Posted to user@flink.apache.org by Nikola Hrusov <n....@gmail.com> on 2020/08/12 12:15:46 UTC

How to limit IO metrics since they are duplicated/triplicated/quadruplicated

Hello,

When using flink 1.11.1 all the I/O metrics are at least duplicated. Some
of them even quadruplicated. Each IO metrics are available per each
taskmanager per each operator which generates an insane amount of
duplicated data.

Here is an example when using graphite (picture 1):


   - numBytesOut has count and m1_rate
   - numBytesOutPerSecond has count, m1_rate, m5_rate, m15_rate


same goes for numRecordsIn, numRecordsOut, numBytesIn.

picture 1: shows we have each IO type twice with the same data
[image: flink metrics 3.PNG]

When you take a look for remote buffers things get even worse: the data is
available on 4 different places (picture 2)


   - 0.Shuffle.Netty.Input.numBuffersInRemote
   - 0.Shuffle.Netty.Input.numBuffersInRemotePerSecond
   - 0.numBuffersInRemote
   - 0.numBuffersInRemotePerSecond


and buffer specific is available on 2 different places:


   - 0.Shuffle.Netty.Input.Buffers
   - 0.Shuffle.Netty.Output.Buffers
   - 0.buffers


picture 2: shows the amount of metrics related to buffers
[image: flink metrics.PNG]



In all those examples "0" is the slot_id of a single operator. And all
those metrics return the same data

picture 3: shows that all the "numBuffersInRemote" related metrics produce
the exact same number, but we store them 4 times
[image: flink metrics 4.PNG]


The conclusion from those examples and pictures is that our metrics cluster
needs to handle 3-4 times more data than we need.

So my questions are:
Is there a way to not produce/limit all those metrics?
Why is each metric sent with the post suffix "PerSecond" if it sends the
same data? Why not just send a single metric?

Regards
,
Nikola Hrusov
<%28%2B45%29%2060%2054%2032%2016>

Re: How to limit IO metrics since they are duplicated/triplicated/quadruplicated

Posted by Chesnay Schepler <ch...@apache.org>.
There is currently no built-in way to disable metrics, apart from 
implementing your own / customizing an existing reporter.

Metrics are measured both on an operator and task level.
If you have a task containing a single operator, then yes the 
numRecordsIn/Out metrics are duplicated.

The "0" is the subtask index. If your operator with a parallelism 
greater than 1 you will naturally get these metrics N times, and they 
may or may not be different.

Flink differentiates between counters (providing counts) and meters 
(providing rates).
The GraphiteReporter re-uses the io.dropwizard implementation which 
(unfortunately for us) also exposes the count of events for each meter, 
duplicating the counter data.
There is no easy way for us to change this apart from re-implementing 
the whole thing.

There are also indeed some metrics that are registered under multiple 
names for backwards-compatibility, an example being numBuffersInRemote.

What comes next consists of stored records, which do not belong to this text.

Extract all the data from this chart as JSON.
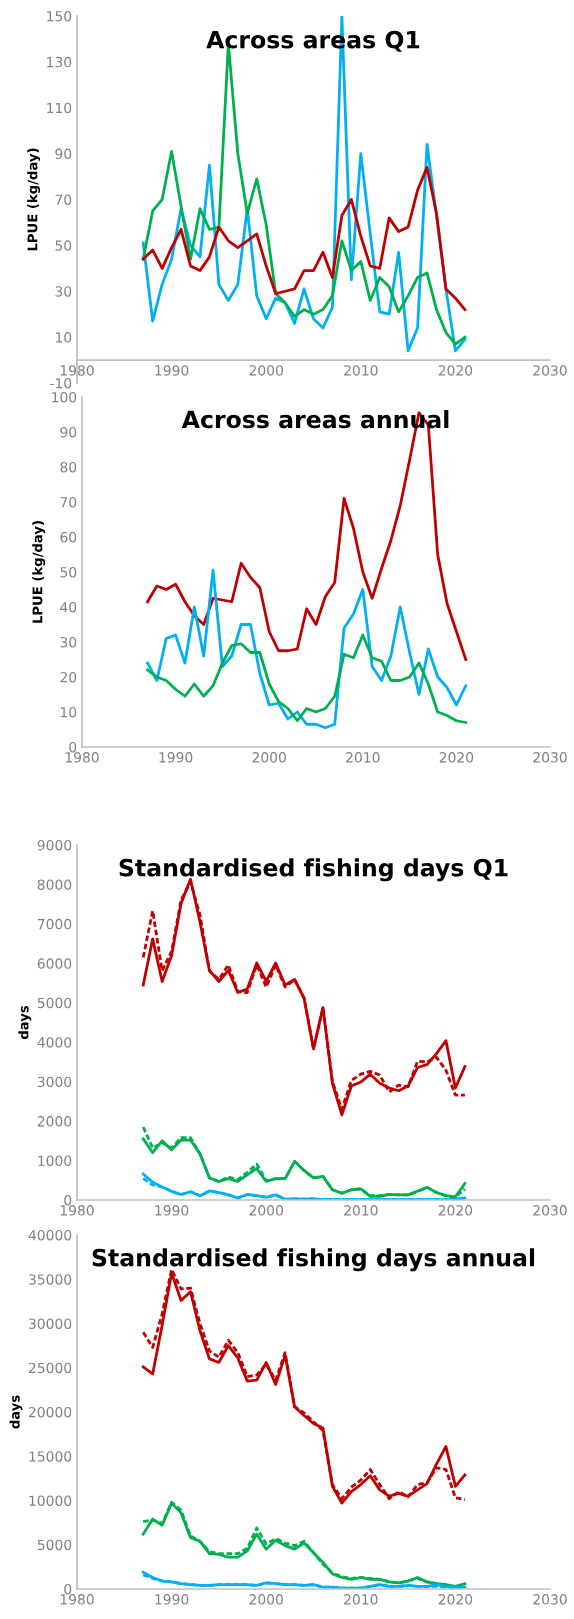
{
  "chart_data": [
    {
      "type": "line",
      "title": "Across areas Q1",
      "ylabel": "LPUE (kg/day)",
      "x": [
        1987,
        1988,
        1989,
        1990,
        1991,
        1992,
        1993,
        1994,
        1995,
        1996,
        1997,
        1998,
        1999,
        2000,
        2001,
        2002,
        2003,
        2004,
        2005,
        2006,
        2007,
        2008,
        2009,
        2010,
        2011,
        2012,
        2013,
        2014,
        2015,
        2016,
        2017,
        2018,
        2019,
        2020,
        2021
      ],
      "xlim": [
        1980,
        2030
      ],
      "xticks": [
        1980,
        1990,
        2000,
        2010,
        2020,
        2030
      ],
      "ylim": [
        -10,
        150
      ],
      "yticks": [
        -10,
        10,
        30,
        50,
        70,
        90,
        110,
        130,
        150
      ],
      "grid": false,
      "legend": false,
      "series": [
        {
          "color": "#00b0f0",
          "line_style": "solid",
          "values": [
            51,
            17,
            33,
            44,
            66,
            50,
            45,
            85,
            33,
            26,
            33,
            66,
            28,
            18,
            27,
            25,
            16,
            31,
            18,
            14,
            23,
            150,
            35,
            90,
            55,
            21,
            20,
            47,
            4,
            14,
            94,
            63,
            31,
            4,
            9
          ]
        },
        {
          "color": "#00b050",
          "line_style": "solid",
          "values": [
            44,
            65,
            70,
            91,
            67,
            44,
            66,
            57,
            58,
            138,
            90,
            64,
            79,
            59,
            29,
            25,
            19,
            22,
            20,
            22,
            28,
            52,
            39,
            43,
            26,
            36,
            32,
            21,
            28,
            36,
            38,
            22,
            12,
            7,
            10
          ]
        },
        {
          "color": "#c00000",
          "line_style": "solid",
          "values": [
            44,
            48,
            40,
            49,
            57,
            41,
            39,
            45,
            58,
            52,
            49,
            52,
            55,
            41,
            29,
            30,
            31,
            39,
            39,
            47,
            36,
            63,
            70,
            54,
            41,
            40,
            62,
            56,
            58,
            74,
            84,
            64,
            31,
            27,
            22
          ]
        }
      ]
    },
    {
      "type": "line",
      "title": "Across areas annual",
      "ylabel": "LPUE (kg/day)",
      "x": [
        1987,
        1988,
        1989,
        1990,
        1991,
        1992,
        1993,
        1994,
        1995,
        1996,
        1997,
        1998,
        1999,
        2000,
        2001,
        2002,
        2003,
        2004,
        2005,
        2006,
        2007,
        2008,
        2009,
        2010,
        2011,
        2012,
        2013,
        2014,
        2015,
        2016,
        2017,
        2018,
        2019,
        2020,
        2021
      ],
      "xlim": [
        1980,
        2030
      ],
      "xticks": [
        1980,
        1990,
        2000,
        2010,
        2020,
        2030
      ],
      "ylim": [
        0,
        100
      ],
      "yticks": [
        0,
        10,
        20,
        30,
        40,
        50,
        60,
        70,
        80,
        90,
        100
      ],
      "grid": false,
      "legend": false,
      "series": [
        {
          "color": "#c00000",
          "line_style": "solid",
          "values": [
            41.5,
            46,
            45,
            46.5,
            41.5,
            37.5,
            35,
            42.5,
            42,
            41.5,
            52.5,
            48.5,
            45.5,
            33,
            27.5,
            27.5,
            28,
            39.5,
            35,
            43,
            47,
            71,
            62.5,
            50,
            42.5,
            51,
            59,
            69,
            82,
            95.5,
            92,
            55,
            41,
            33,
            25
          ]
        },
        {
          "color": "#00b0f0",
          "line_style": "solid",
          "values": [
            24,
            19,
            31,
            32,
            24,
            40,
            26,
            50.5,
            23,
            26,
            35,
            35,
            21,
            12,
            12.5,
            8,
            10,
            6.5,
            6.5,
            5.5,
            6.5,
            34,
            38,
            45,
            23,
            19,
            26,
            40,
            27,
            15,
            28,
            20,
            17,
            12,
            17.5
          ]
        },
        {
          "color": "#00b050",
          "line_style": "solid",
          "values": [
            22,
            20,
            19,
            16.5,
            14.5,
            18,
            14.5,
            17.5,
            24,
            29,
            29.5,
            27,
            27,
            18,
            13,
            11,
            7.5,
            11,
            10,
            11,
            14.5,
            26.5,
            25.5,
            32,
            25.5,
            24.5,
            19,
            19,
            20,
            24,
            18,
            10,
            9,
            7.5,
            7
          ]
        }
      ]
    },
    {
      "type": "line",
      "title": "Standardised fishing days Q1",
      "ylabel": "days",
      "x": [
        1987,
        1988,
        1989,
        1990,
        1991,
        1992,
        1993,
        1994,
        1995,
        1996,
        1997,
        1998,
        1999,
        2000,
        2001,
        2002,
        2003,
        2004,
        2005,
        2006,
        2007,
        2008,
        2009,
        2010,
        2011,
        2012,
        2013,
        2014,
        2015,
        2016,
        2017,
        2018,
        2019,
        2020,
        2021
      ],
      "xlim": [
        1980,
        2030
      ],
      "xticks": [
        1980,
        1990,
        2000,
        2010,
        2020,
        2030
      ],
      "ylim": [
        0,
        9000
      ],
      "yticks": [
        0,
        1000,
        2000,
        3000,
        4000,
        5000,
        6000,
        7000,
        8000,
        9000
      ],
      "grid": false,
      "legend": false,
      "series": [
        {
          "color": "#c00000",
          "line_style": "dashed",
          "values": [
            6150,
            7330,
            5810,
            6300,
            7610,
            8060,
            7230,
            5810,
            5590,
            5960,
            5280,
            5260,
            5960,
            5400,
            5960,
            5400,
            5590,
            5120,
            3830,
            4880,
            3010,
            2300,
            3030,
            3190,
            3260,
            3170,
            2740,
            2910,
            2870,
            3520,
            3500,
            3620,
            3290,
            2660,
            2660
          ]
        },
        {
          "color": "#c00000",
          "line_style": "solid",
          "values": [
            5450,
            6620,
            5540,
            6200,
            7520,
            8130,
            7050,
            5820,
            5540,
            5820,
            5260,
            5350,
            6010,
            5540,
            6010,
            5450,
            5590,
            5120,
            3830,
            4880,
            2960,
            2160,
            2890,
            2990,
            3190,
            2960,
            2840,
            2770,
            2890,
            3360,
            3430,
            3710,
            4040,
            2840,
            3380
          ]
        },
        {
          "color": "#00b050",
          "line_style": "dashed",
          "values": [
            1850,
            1320,
            1450,
            1320,
            1580,
            1580,
            1170,
            560,
            470,
            580,
            520,
            700,
            910,
            490,
            540,
            540,
            980,
            750,
            560,
            600,
            260,
            170,
            260,
            280,
            110,
            110,
            140,
            130,
            130,
            220,
            320,
            190,
            110,
            80,
            280
          ]
        },
        {
          "color": "#00b050",
          "line_style": "solid",
          "values": [
            1550,
            1200,
            1500,
            1270,
            1520,
            1520,
            1170,
            560,
            470,
            540,
            470,
            640,
            800,
            470,
            540,
            540,
            980,
            750,
            560,
            600,
            260,
            170,
            260,
            280,
            90,
            90,
            140,
            130,
            130,
            220,
            320,
            190,
            110,
            80,
            420
          ]
        },
        {
          "color": "#00b0f0",
          "line_style": "dashed",
          "values": [
            550,
            380,
            330,
            220,
            140,
            210,
            110,
            230,
            190,
            130,
            50,
            140,
            110,
            70,
            130,
            20,
            30,
            20,
            30,
            10,
            10,
            10,
            10,
            10,
            10,
            10,
            10,
            10,
            10,
            10,
            10,
            10,
            10,
            20,
            50
          ]
        },
        {
          "color": "#00b0f0",
          "line_style": "solid",
          "values": [
            660,
            450,
            330,
            220,
            140,
            210,
            110,
            230,
            190,
            130,
            50,
            140,
            110,
            70,
            130,
            20,
            30,
            20,
            30,
            10,
            10,
            10,
            10,
            10,
            10,
            10,
            10,
            10,
            10,
            10,
            10,
            10,
            10,
            20,
            50
          ]
        }
      ]
    },
    {
      "type": "line",
      "title": "Standardised fishing days annual",
      "ylabel": "days",
      "x": [
        1987,
        1988,
        1989,
        1990,
        1991,
        1992,
        1993,
        1994,
        1995,
        1996,
        1997,
        1998,
        1999,
        2000,
        2001,
        2002,
        2003,
        2004,
        2005,
        2006,
        2007,
        2008,
        2009,
        2010,
        2011,
        2012,
        2013,
        2014,
        2015,
        2016,
        2017,
        2018,
        2019,
        2020,
        2021
      ],
      "xlim": [
        1980,
        2030
      ],
      "xticks": [
        1980,
        1990,
        2000,
        2010,
        2020,
        2030
      ],
      "ylim": [
        0,
        40000
      ],
      "yticks": [
        0,
        5000,
        10000,
        15000,
        20000,
        25000,
        30000,
        35000,
        40000
      ],
      "grid": false,
      "legend": false,
      "series": [
        {
          "color": "#c00000",
          "line_style": "dashed",
          "values": [
            29000,
            27300,
            31100,
            36100,
            33900,
            34000,
            30000,
            26900,
            26200,
            28100,
            26700,
            24000,
            24200,
            25400,
            23600,
            26700,
            20600,
            19900,
            18900,
            17900,
            11800,
            10200,
            11500,
            12300,
            13500,
            11800,
            10200,
            11000,
            10400,
            11800,
            12000,
            13700,
            13500,
            10300,
            10100
          ]
        },
        {
          "color": "#c00000",
          "line_style": "solid",
          "values": [
            25100,
            24300,
            29800,
            35700,
            32600,
            33600,
            29200,
            26000,
            25600,
            27500,
            26100,
            23500,
            23600,
            25600,
            23100,
            26400,
            20600,
            19600,
            18700,
            18200,
            11600,
            9700,
            11000,
            11800,
            12800,
            11200,
            10500,
            10800,
            10500,
            11200,
            11900,
            14100,
            16100,
            11600,
            12900
          ]
        },
        {
          "color": "#00b050",
          "line_style": "dashed",
          "values": [
            7600,
            7800,
            7400,
            9800,
            8900,
            6000,
            5400,
            4200,
            4000,
            4000,
            4000,
            4600,
            6900,
            5100,
            5700,
            5200,
            4900,
            5400,
            4100,
            2800,
            1800,
            1400,
            1200,
            1300,
            1200,
            1100,
            800,
            700,
            900,
            1200,
            800,
            600,
            500,
            100,
            300
          ]
        },
        {
          "color": "#00b050",
          "line_style": "solid",
          "values": [
            6200,
            7900,
            7200,
            9700,
            8600,
            5800,
            5400,
            4000,
            3900,
            3600,
            3600,
            4300,
            6200,
            4500,
            5500,
            4900,
            4500,
            5200,
            4100,
            3000,
            1700,
            1300,
            1100,
            1300,
            1100,
            1100,
            800,
            700,
            900,
            1300,
            800,
            600,
            500,
            300,
            600
          ]
        },
        {
          "color": "#00b0f0",
          "line_style": "dashed",
          "values": [
            1600,
            1200,
            900,
            800,
            600,
            500,
            400,
            400,
            500,
            500,
            500,
            500,
            400,
            700,
            600,
            500,
            500,
            400,
            500,
            200,
            200,
            100,
            100,
            100,
            300,
            500,
            300,
            300,
            400,
            300,
            300,
            300,
            200,
            100,
            100
          ]
        },
        {
          "color": "#00b0f0",
          "line_style": "solid",
          "values": [
            1900,
            1300,
            900,
            800,
            600,
            500,
            400,
            400,
            500,
            500,
            500,
            500,
            400,
            700,
            600,
            500,
            500,
            400,
            500,
            200,
            200,
            100,
            100,
            100,
            300,
            500,
            300,
            300,
            400,
            300,
            300,
            500,
            300,
            200,
            200
          ]
        }
      ]
    }
  ]
}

On 12/08/2020 14:15, Nikola Hrusov wrote:
> Hello,
>
> When using flink 1.11.1 all the I/O metrics are at least duplicated. 
> Some of them even quadruplicated. Each IO metrics are available per 
> each taskmanager per each operator which generates an insane amount of 
> duplicated data.
>
> Here is an example when using graphite (picture 1):
>
>   * numBytesOut has count and m1_rate
>   * numBytesOutPerSecond has count, m1_rate, m5_rate, m15_rate
>
>
> same goes for numRecordsIn, numRecordsOut, numBytesIn.
>
> picture 1: shows we have each IO type twice with the same data
> flink metrics 3.PNG
>
> When you take a look for remote buffers things get even worse: the 
> data is available on 4 different places (picture 2)
>
>   * 0.Shuffle.Netty.Input.numBuffersInRemote
>   * 0.Shuffle.Netty.Input.numBuffersInRemotePerSecond
>   * 0.numBuffersInRemote
>   * 0.numBuffersInRemotePerSecond
>
>
> and buffer specific is available on 2 different places:
>
>   * 0.Shuffle.Netty.Input.Buffers
>   * 0.Shuffle.Netty.Output.Buffers
>   * 0.buffers
>
>
> picture 2: shows the amount of metrics related to buffers
> flink metrics.PNG
>
>
>
> In all those examples "0" is the slot_id of a single operator. And all 
> those metrics return the same data
>
> picture 3: shows that all the "numBuffersInRemote" related metrics 
> produce the exact same number, but we store them 4 times
> flink metrics 4.PNG
>
>
> The conclusion from those examples and pictures is that our metrics 
> cluster needs to handle 3-4 times more data than we need.
>
> So my questions are:
> Is there a way to not produce/limit all those metrics?
> Why is each metric sent with the post suffix "PerSecond" if it sends 
> the same data? Why not just send a single metric?
>
> Regards
> ,
> Nikola Hrusov
>